Étapes du processus RAG : Source
Étape 1 : Récupération
Le système recherche une base de connaissances spécifique pour des informations liées à la requête de l’utilisateur. Par exemple, si quelqu’un demande le dernier vainqueur de la Coupe du monde de football, il recherche les informations de football les plus pertinentes.
Étape 2 : Augmentation
La requête originale est alors enrichie avec les informations trouvées. En utilisant l’exemple de football, la requête « Qui a gagné la Coupe du monde de football ? » est mise à jour avec des détails spécifiques comme « L’Argentine a gagné la Coupe du monde de football. »
Étape 3 : Génération
Avec la requête enrichie, le LLM génère une réponse détaillée et précise. Dans notre cas, il crée une réponse basée sur les informations augmentées sur l’Argentine ayant gagné la Coupe du monde.
Cette méthode aide à réduire les inexactitudes et garantit que les réponses du LLM sont plus fiables et ancrées dans des données exactes.
Avantages et inconvénients de la RAG pour réduire les hallucinations
La RAG a montré son potentiel pour réduire les hallucinations en corrigeant le processus de génération. Ce mécanisme permet aux modèles RAG de fournir des informations plus précises, plus à jour et plus pertinentes dans leur contexte.
Certes, discuter de la génération augmentée de récupération (RAG) dans un sens plus général permet une compréhension plus large de ses avantages et de ses limites dans diverses mises en œuvre.
Avantages de la RAG :
- Meilleure recherche d’informations : La RAG trouve rapidement des informations exactes à partir de grandes sources de données.
- Contenu amélioré : Elle crée un contenu clair et bien adapté aux besoins des utilisateurs.
- Utilisation flexible : Les utilisateurs peuvent ajuster la RAG pour répondre à leurs besoins spécifiques, comme utiliser leurs propres sources de données, améliorant ainsi l’efficacité.
Défis de la RAG :
- Besoin de données spécifiques : Comprendre avec précision le contexte de la requête pour fournir des informations pertinentes et précises peut être difficile.
- Évolutivité : Étendre le modèle pour gérer de grandes bases de données et des requêtes tout en maintenant les performances est difficile.
- Mise à jour continue : La mise à jour automatique de l’ensemble de données de connaissances avec les dernières informations est gourmande en ressources.
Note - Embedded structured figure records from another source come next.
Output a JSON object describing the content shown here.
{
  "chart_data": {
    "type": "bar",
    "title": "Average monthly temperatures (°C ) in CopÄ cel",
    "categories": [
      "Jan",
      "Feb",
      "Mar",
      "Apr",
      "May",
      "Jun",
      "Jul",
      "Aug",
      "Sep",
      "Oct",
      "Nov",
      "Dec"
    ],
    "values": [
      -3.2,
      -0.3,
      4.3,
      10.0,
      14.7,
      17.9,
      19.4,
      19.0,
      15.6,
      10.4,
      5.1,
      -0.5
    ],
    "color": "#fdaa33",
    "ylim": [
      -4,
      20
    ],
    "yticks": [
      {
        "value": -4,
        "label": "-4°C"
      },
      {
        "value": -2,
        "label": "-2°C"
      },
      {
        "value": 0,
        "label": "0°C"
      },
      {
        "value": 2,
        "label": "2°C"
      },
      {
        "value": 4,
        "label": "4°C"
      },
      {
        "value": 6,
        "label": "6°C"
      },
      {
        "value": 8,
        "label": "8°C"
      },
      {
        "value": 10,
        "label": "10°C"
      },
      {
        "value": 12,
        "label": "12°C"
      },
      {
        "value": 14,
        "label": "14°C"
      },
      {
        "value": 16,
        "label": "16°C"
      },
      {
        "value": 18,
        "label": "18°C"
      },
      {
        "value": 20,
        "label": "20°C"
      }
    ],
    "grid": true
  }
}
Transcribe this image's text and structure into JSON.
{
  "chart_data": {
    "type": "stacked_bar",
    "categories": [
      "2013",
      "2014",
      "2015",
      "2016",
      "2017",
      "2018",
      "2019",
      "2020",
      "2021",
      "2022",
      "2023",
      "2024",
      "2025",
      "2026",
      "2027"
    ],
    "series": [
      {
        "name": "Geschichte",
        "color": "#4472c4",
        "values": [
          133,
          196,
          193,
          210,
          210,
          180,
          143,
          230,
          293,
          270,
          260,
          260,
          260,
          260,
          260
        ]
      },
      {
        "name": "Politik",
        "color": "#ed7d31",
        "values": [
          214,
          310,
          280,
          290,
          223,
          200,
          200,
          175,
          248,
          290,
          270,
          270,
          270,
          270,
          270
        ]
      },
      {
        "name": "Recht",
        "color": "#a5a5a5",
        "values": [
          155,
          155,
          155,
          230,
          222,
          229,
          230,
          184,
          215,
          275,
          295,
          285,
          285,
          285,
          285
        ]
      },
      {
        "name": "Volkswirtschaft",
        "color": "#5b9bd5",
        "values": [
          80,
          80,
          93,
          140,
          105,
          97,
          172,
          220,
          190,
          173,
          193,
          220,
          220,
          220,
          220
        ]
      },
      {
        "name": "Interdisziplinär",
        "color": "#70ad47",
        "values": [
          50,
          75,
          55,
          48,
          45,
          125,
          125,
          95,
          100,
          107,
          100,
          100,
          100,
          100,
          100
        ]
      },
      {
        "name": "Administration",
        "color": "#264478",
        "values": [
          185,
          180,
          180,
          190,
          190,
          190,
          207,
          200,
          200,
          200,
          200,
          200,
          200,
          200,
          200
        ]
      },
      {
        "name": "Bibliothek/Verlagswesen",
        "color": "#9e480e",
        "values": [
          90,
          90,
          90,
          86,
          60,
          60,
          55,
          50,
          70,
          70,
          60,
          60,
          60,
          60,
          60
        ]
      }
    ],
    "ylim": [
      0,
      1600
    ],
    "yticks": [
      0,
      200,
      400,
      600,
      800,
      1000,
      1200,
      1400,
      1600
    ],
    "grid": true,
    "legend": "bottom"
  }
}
Exploration d’alternatives à la RAG
Outre la RAG, voici quelques autres méthodes prometteuses qui permettent aux chercheurs en LLM de réduire les hallucinations :
- G-EVAL : Vérifie la exactitude du contenu généré avec un ensemble de données de confiance, améliorant ainsi la fiabilité.
- SelfCheckGPT : Vérifie et corrige automatiquement ses propres erreurs pour maintenir des sorties exactes et cohérentes.
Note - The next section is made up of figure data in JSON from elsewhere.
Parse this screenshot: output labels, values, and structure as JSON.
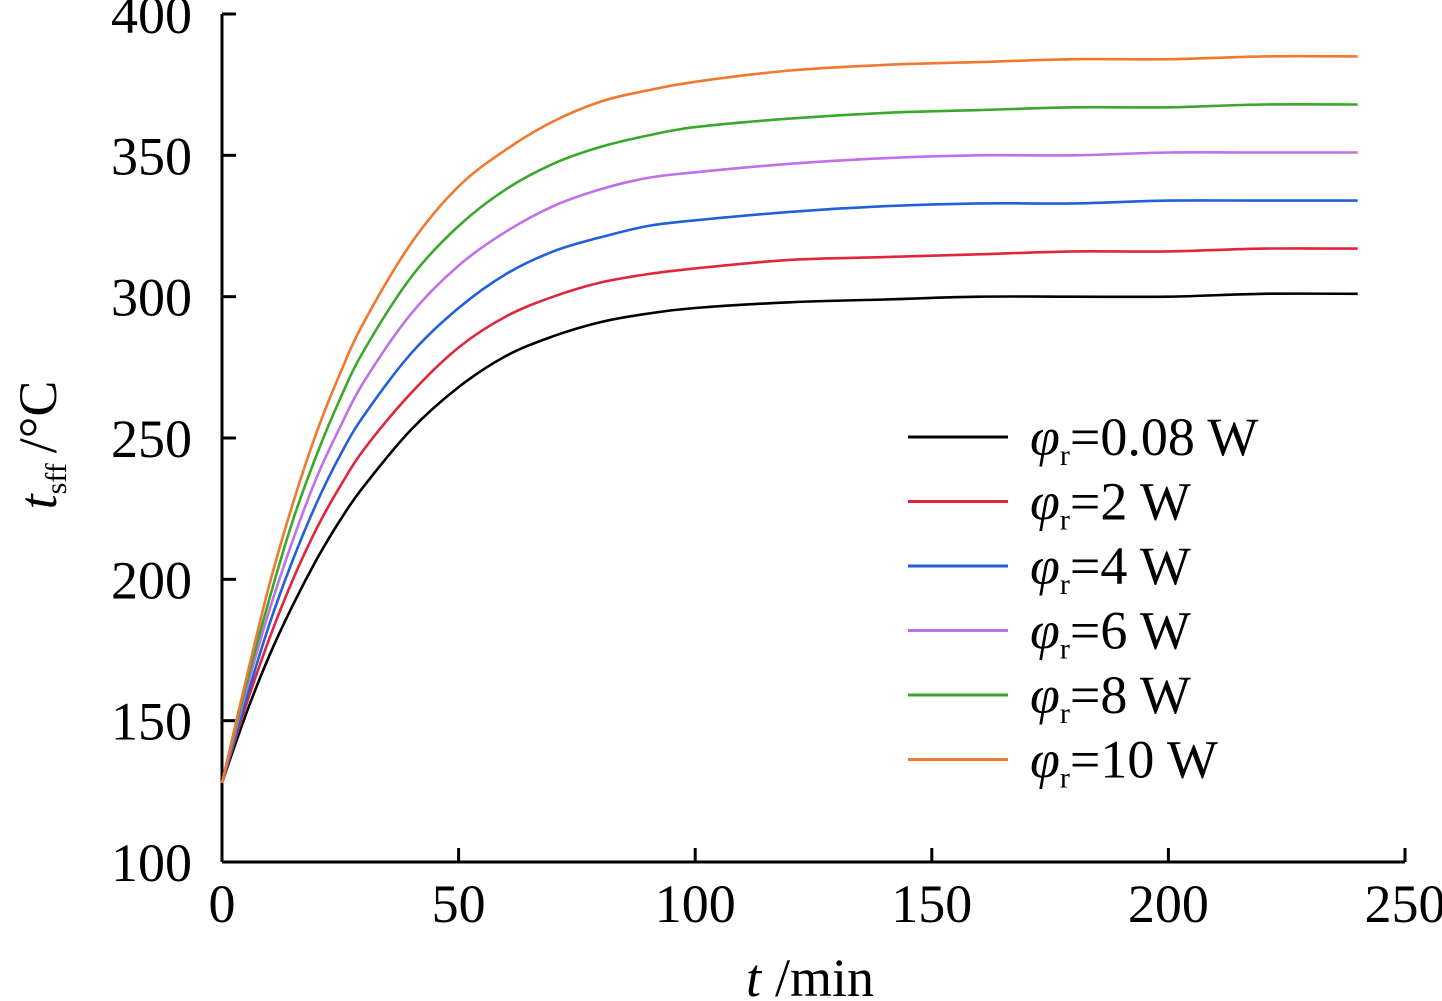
{
  "chart_data": {
    "type": "line",
    "xlabel": {
      "var": "t",
      "unit": "/min"
    },
    "ylabel": {
      "var": "t",
      "sub": "sff",
      "unit": "/°C"
    },
    "xlim": [
      0,
      250
    ],
    "ylim": [
      100,
      400
    ],
    "xticks": [
      0,
      50,
      100,
      150,
      200,
      250
    ],
    "yticks": [
      100,
      150,
      200,
      250,
      300,
      350,
      400
    ],
    "xtick_labels": [
      "0",
      "50",
      "100",
      "150",
      "200",
      "250"
    ],
    "ytick_labels": [
      "100",
      "150",
      "200",
      "250",
      "300",
      "350",
      "400"
    ],
    "grid": false,
    "legend_position": "center-right",
    "x": [
      0,
      5,
      10,
      15,
      20,
      25,
      30,
      40,
      50,
      60,
      70,
      80,
      90,
      100,
      120,
      140,
      160,
      180,
      200,
      220,
      240
    ],
    "series": [
      {
        "name": "φr=0.08 W",
        "sym": "φ",
        "sub": "r",
        "rest": "=0.08 W",
        "color": "#000000",
        "values": [
          128,
          152,
          173,
          191,
          207,
          221,
          233,
          253,
          268,
          279,
          286,
          291,
          294,
          296,
          298,
          299,
          300,
          300,
          300,
          301,
          301
        ]
      },
      {
        "name": "φr=2 W",
        "sym": "φ",
        "sub": "r",
        "rest": "=2 W",
        "color": "#e0263a",
        "values": [
          128,
          155,
          179,
          200,
          218,
          233,
          246,
          266,
          282,
          293,
          300,
          305,
          308,
          310,
          313,
          314,
          315,
          316,
          316,
          317,
          317
        ]
      },
      {
        "name": "φr=4 W",
        "sym": "φ",
        "sub": "r",
        "rest": "=4 W",
        "color": "#2060d8",
        "values": [
          128,
          157,
          184,
          207,
          227,
          244,
          258,
          280,
          296,
          308,
          316,
          321,
          325,
          327,
          330,
          332,
          333,
          333,
          334,
          334,
          334
        ]
      },
      {
        "name": "φr=6 W",
        "sym": "φ",
        "sub": "r",
        "rest": "=6 W",
        "color": "#c070e8",
        "values": [
          128,
          160,
          189,
          214,
          236,
          254,
          270,
          294,
          311,
          323,
          332,
          338,
          342,
          344,
          347,
          349,
          350,
          350,
          351,
          351,
          351
        ]
      },
      {
        "name": "φr=8 W",
        "sym": "φ",
        "sub": "r",
        "rest": "=8 W",
        "color": "#3aa82a",
        "values": [
          128,
          162,
          193,
          221,
          244,
          264,
          281,
          307,
          325,
          338,
          347,
          353,
          357,
          360,
          363,
          365,
          366,
          367,
          367,
          368,
          368
        ]
      },
      {
        "name": "φr=10 W",
        "sym": "φ",
        "sub": "r",
        "rest": "=10 W",
        "color": "#f07830",
        "values": [
          128,
          164,
          198,
          227,
          252,
          273,
          291,
          319,
          339,
          352,
          362,
          369,
          373,
          376,
          380,
          382,
          383,
          384,
          384,
          385,
          385
        ]
      }
    ]
  }
}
- Ingénierie de requêtes : Aide les utilisateurs à concevoir des requêtes d’entrée précises pour guider les modèles vers des réponses exactes et pertinentes.
- Affinage : Ajuste le modèle aux ensembles de données spécifiques à la tâche pour améliorer les performances dans un domaine spécifique.
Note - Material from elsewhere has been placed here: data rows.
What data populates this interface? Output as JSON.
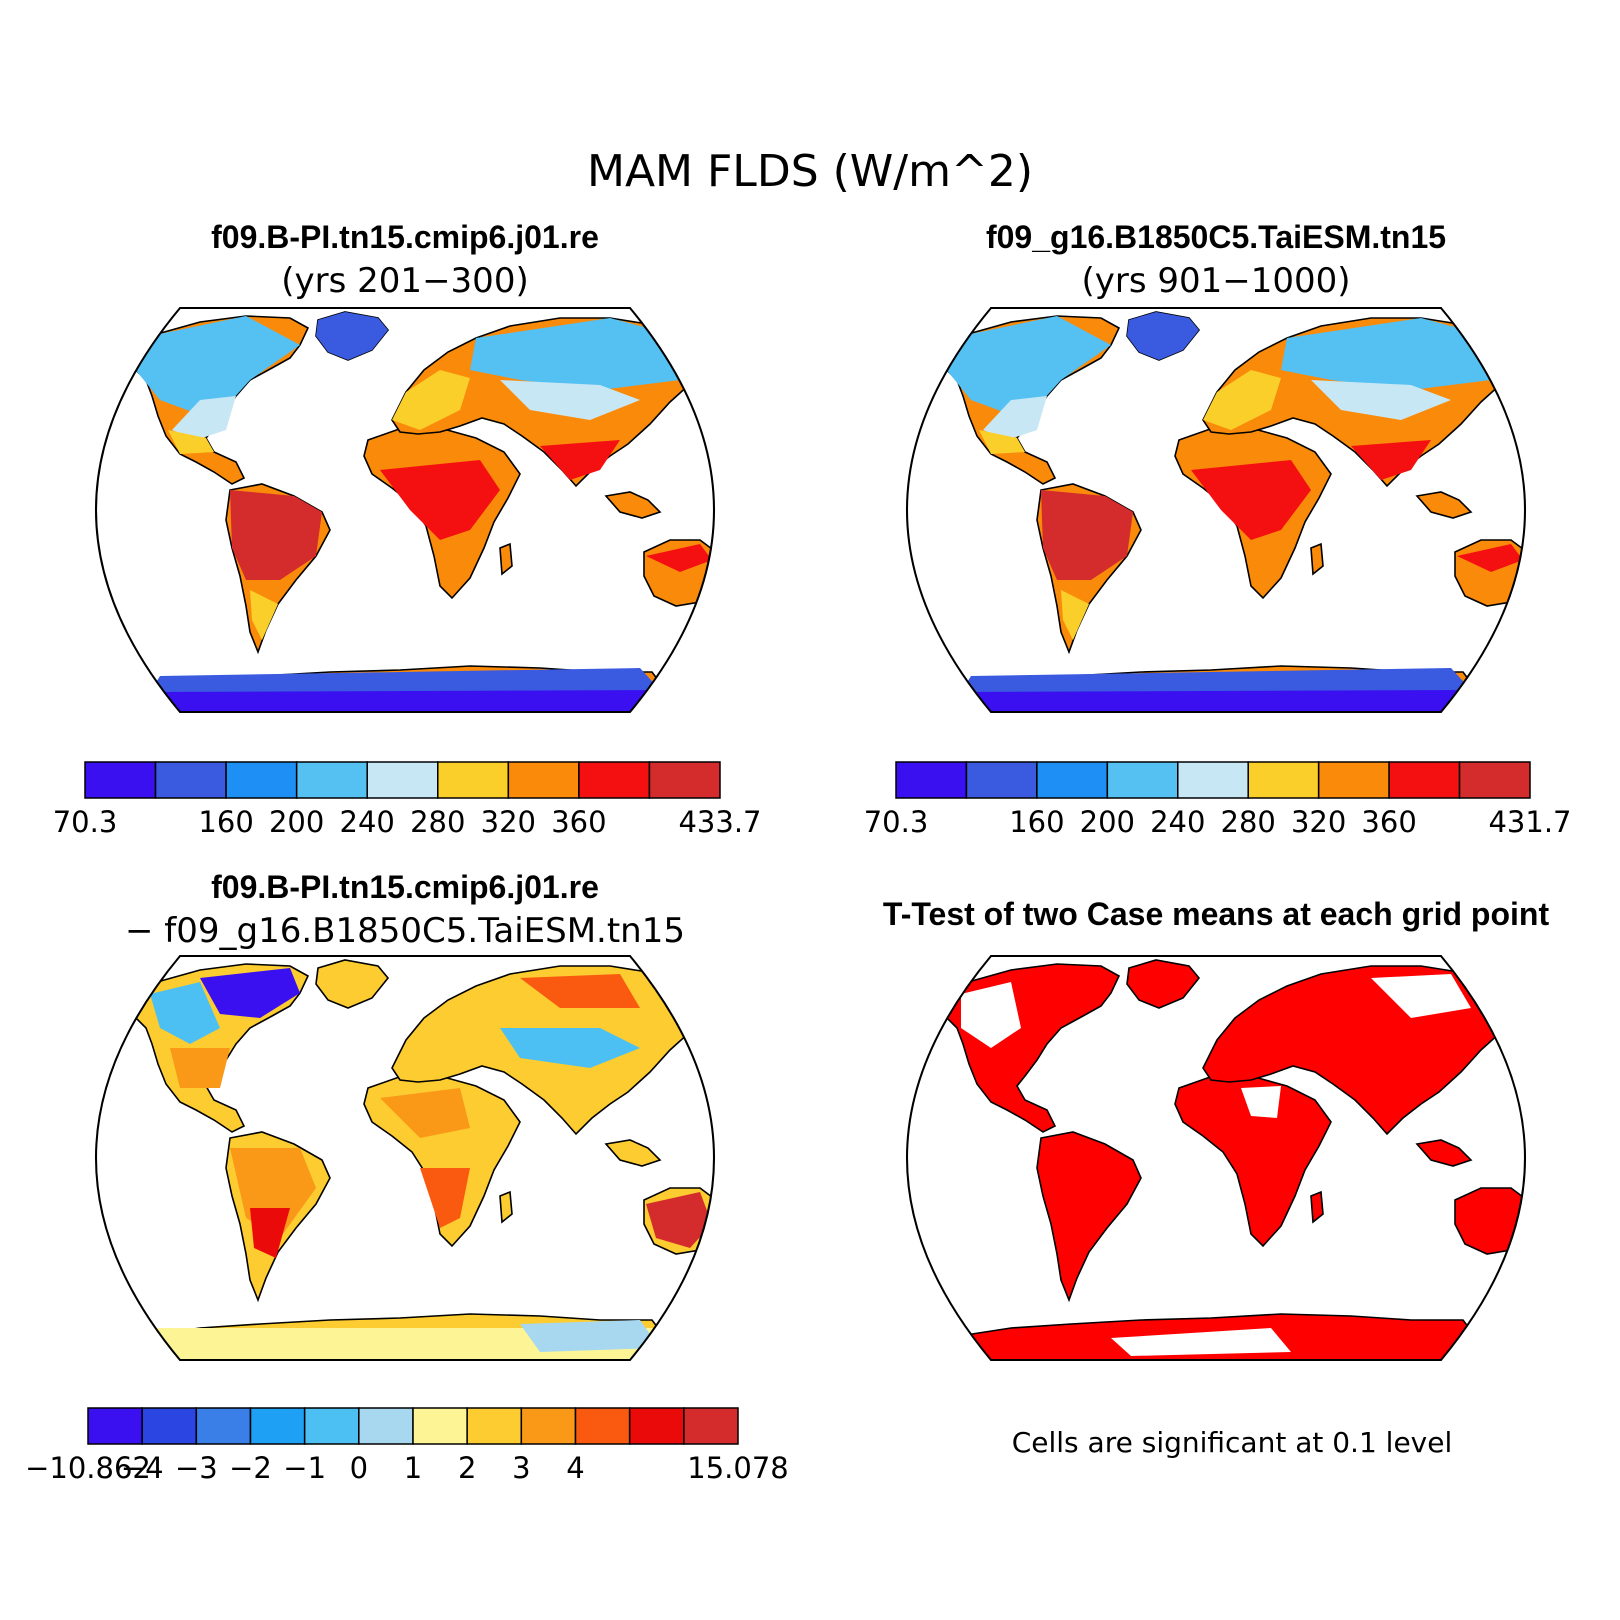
{
  "title": "MAM FLDS (W/m^2)",
  "panels": [
    {
      "id": "case1",
      "title_line1": "f09.B-PI.tn15.cmip6.j01.re",
      "title_line2": "(yrs 201−300)",
      "colorbar": {
        "colors": [
          "#3a0ff0",
          "#3a5be0",
          "#1e90f5",
          "#55c0f2",
          "#c8e7f5",
          "#fbcf2a",
          "#fa8a0a",
          "#f41010",
          "#d42c2c"
        ],
        "tick_labels": [
          "70.3",
          "",
          "160",
          "200",
          "240",
          "280",
          "320",
          "360",
          "",
          "433.7"
        ]
      }
    },
    {
      "id": "case2",
      "title_line1": "f09_g16.B1850C5.TaiESM.tn15",
      "title_line2": "(yrs 901−1000)",
      "colorbar": {
        "colors": [
          "#3a0ff0",
          "#3a5be0",
          "#1e90f5",
          "#55c0f2",
          "#c8e7f5",
          "#fbcf2a",
          "#fa8a0a",
          "#f41010",
          "#d42c2c"
        ],
        "tick_labels": [
          "70.3",
          "",
          "160",
          "200",
          "240",
          "280",
          "320",
          "360",
          "",
          "431.7"
        ]
      }
    },
    {
      "id": "diff",
      "title_line1": "f09.B-PI.tn15.cmip6.j01.re",
      "title_line2": "− f09_g16.B1850C5.TaiESM.tn15",
      "colorbar": {
        "colors": [
          "#3a0ff0",
          "#2a45e2",
          "#3a7ee8",
          "#1ea0f5",
          "#4cc0f2",
          "#a8d8ef",
          "#fdf595",
          "#fccc30",
          "#fa9818",
          "#fa5a10",
          "#ea0a0a",
          "#d42c2c"
        ],
        "tick_labels": [
          "−10.862",
          "−4",
          "−3",
          "−2",
          "−1",
          "0",
          "1",
          "2",
          "3",
          "4",
          "",
          "",
          "15.078"
        ]
      }
    },
    {
      "id": "ttest",
      "title_line1": "T-Test of two Case means at each grid point",
      "note": "Cells are significant at 0.1 level",
      "fill_color": "#ff0000"
    }
  ]
}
- LoRA (Adaptation de bas rang) : Cette méthode modifie une petite partie des paramètres du modèle pour une adaptation spécifique à la tâche, améliorant ainsi l’efficacité.
L’exploration de la RAG et de ses alternatives met en évidence l’approche dynamique et multifacette pour améliorer la précision et la fiabilité des LLM. Alors que nous progressons, l’innovation continue dans des technologies comme la RAG est essentielle pour relever les défis inhérents aux hallucinations LLM.